Zhang Li  et al.  Gong-bin has proposed a self-synchronization blind audio watermarking based on wavelet transform. A way to estimate attacking parameters of watermarked audio may encounter is proposed by using statistics of original audio and these statistics characteristics can be used as private key for watermark detector. So the watermark detection scheme can make the re-synchronization between the watermark embedding and the detection process without any additional synchronization code to cause additional noise.
Zhi Li  et al.  has presented a scalable approach to lossless watermarking for audio signals. The proposed watermarking framework is built on a recently standardized two-layer scalable audio coder advanced audio zip. By embedding watermarks in both the core layer and enhancement layer bit streams in a special way, the watermark distortion in either layer is compensated by the watermark in the opposite layer.
Wei Li  et al.  has proposed a novel content- dependent localized robust audio watermarking scheme. The basic idea is to first select steady high-energy local regions that represent music edges like note attacks, transitions or drum sounds by using different methods, then embed the watermark in these regions. Such regions are of great importance to the understanding of music and will not be changed much for maintaining high auditory quality.
Ji-Xin Liu  et al.  has proposed a novel robust audio watermarking algorithm. It takes full advantage of the multi-resolution and the energy compression properties of the Discrete Wavelet Transform (DWT) and Discrete Cosine Transform (DCT) respectively, and embeds a pseudorandom permuted binary image in the original audio signal by Vector Quantization (VQ). The original audio is first transformed using the properly selected wavelet bases into the DWT domain, then the approximate coefficients are segmented into frames and transformed to the DCT domain and for each frame, several middle-frequency DCT coefficients are composed as a vector to be substituted.
B. Charmchamras  et al.  has presented the technology of embedding image data into the audio signal and additive audio watermarking algorithm based on SNR to determine a scaling parameter. The audio is based on DWT. The intensity of embedded watermarks on the original audio signal is modified by adaptively modulation of the scaling parameter.
According to chen , zhoal ,wang Performance on different types of five different types of 16-bit signed mono audio signals sampled at 44.1 kHz when Watermark was embedded into them. Table I gives the experimental results in terms of SNR (Signal to-Noise Ratio), PSNR (Peak Signal-to-Noise ratio), and BER (Bit Error Rate).

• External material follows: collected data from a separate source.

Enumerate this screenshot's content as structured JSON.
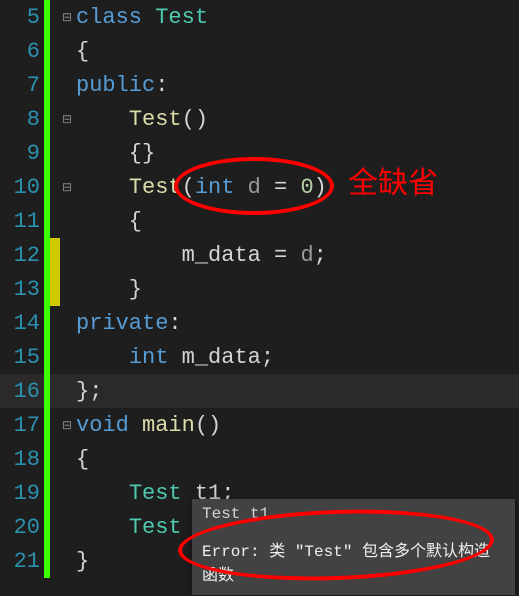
{
  "lines": [
    {
      "num": 5,
      "fold": "⊟",
      "mark": "",
      "tokens": [
        [
          "kw",
          "class"
        ],
        [
          "punct",
          " "
        ],
        [
          "type",
          "Test"
        ]
      ]
    },
    {
      "num": 6,
      "fold": "",
      "mark": "",
      "tokens": [
        [
          "punct",
          "{"
        ]
      ]
    },
    {
      "num": 7,
      "fold": "",
      "mark": "",
      "tokens": [
        [
          "kw",
          "public"
        ],
        [
          "punct",
          ":"
        ]
      ]
    },
    {
      "num": 8,
      "fold": "⊟",
      "mark": "",
      "tokens": [
        [
          "punct",
          "    "
        ],
        [
          "func",
          "Test"
        ],
        [
          "punct",
          "()"
        ]
      ]
    },
    {
      "num": 9,
      "fold": "",
      "mark": "",
      "tokens": [
        [
          "punct",
          "    {}"
        ]
      ]
    },
    {
      "num": 10,
      "fold": "⊟",
      "mark": "",
      "tokens": [
        [
          "punct",
          "    "
        ],
        [
          "func",
          "Test"
        ],
        [
          "punct",
          "("
        ],
        [
          "kw",
          "int"
        ],
        [
          "punct",
          " "
        ],
        [
          "param",
          "d"
        ],
        [
          "punct",
          " = "
        ],
        [
          "num",
          "0"
        ],
        [
          "punct",
          ")"
        ]
      ]
    },
    {
      "num": 11,
      "fold": "",
      "mark": "",
      "tokens": [
        [
          "punct",
          "    {"
        ]
      ]
    },
    {
      "num": 12,
      "fold": "",
      "mark": "mod",
      "tokens": [
        [
          "punct",
          "        "
        ],
        [
          "var",
          "m_data"
        ],
        [
          "punct",
          " = "
        ],
        [
          "param",
          "d"
        ],
        [
          "punct",
          ";"
        ]
      ]
    },
    {
      "num": 13,
      "fold": "",
      "mark": "mod",
      "tokens": [
        [
          "punct",
          "    }"
        ]
      ]
    },
    {
      "num": 14,
      "fold": "",
      "mark": "",
      "tokens": [
        [
          "kw",
          "private"
        ],
        [
          "punct",
          ":"
        ]
      ]
    },
    {
      "num": 15,
      "fold": "",
      "mark": "",
      "tokens": [
        [
          "punct",
          "    "
        ],
        [
          "kw",
          "int"
        ],
        [
          "punct",
          " "
        ],
        [
          "var",
          "m_data"
        ],
        [
          "punct",
          ";"
        ]
      ]
    },
    {
      "num": 16,
      "fold": "",
      "mark": "",
      "tokens": [
        [
          "punct",
          "};"
        ]
      ],
      "hl": true
    },
    {
      "num": 17,
      "fold": "⊟",
      "mark": "",
      "tokens": [
        [
          "kw",
          "void"
        ],
        [
          "punct",
          " "
        ],
        [
          "func",
          "main"
        ],
        [
          "punct",
          "()"
        ]
      ]
    },
    {
      "num": 18,
      "fold": "",
      "mark": "",
      "tokens": [
        [
          "punct",
          "{"
        ]
      ]
    },
    {
      "num": 19,
      "fold": "",
      "mark": "",
      "tokens": [
        [
          "punct",
          "    "
        ],
        [
          "type",
          "Test"
        ],
        [
          "punct",
          " "
        ],
        [
          "sq",
          "t1"
        ],
        [
          "punct",
          ";"
        ]
      ]
    },
    {
      "num": 20,
      "fold": "",
      "mark": "",
      "tokens": [
        [
          "punct",
          "    "
        ],
        [
          "type",
          "Test"
        ],
        [
          "punct",
          " "
        ]
      ]
    },
    {
      "num": 21,
      "fold": "",
      "mark": "",
      "tokens": [
        [
          "punct",
          "}"
        ]
      ]
    }
  ],
  "annotation": {
    "label": "全缺省"
  },
  "tooltip": {
    "signature": "Test t1",
    "error": "Error: 类 \"Test\" 包含多个默认构造函数"
  }
}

44.1-kHz 16 bit mono audio
In this paper various methods of hiding a text in audio signal has been proposed. Watermarking hiding is based on psyacoustic model. The watermark is robust against audio compression. The security of watermark process cannot be broken unless the authorized user has access to a secret key that controls watermark embedding. Comparison has been done on different audio signals on the basis of Peak Signal to Noise Ratio and Bit Error Rate. Higher Peak Signal to Noise Ratio (PSNR) and lower Bit Error Rate (BER) itself are proving that the proposed technique for audio Watermarking is good one.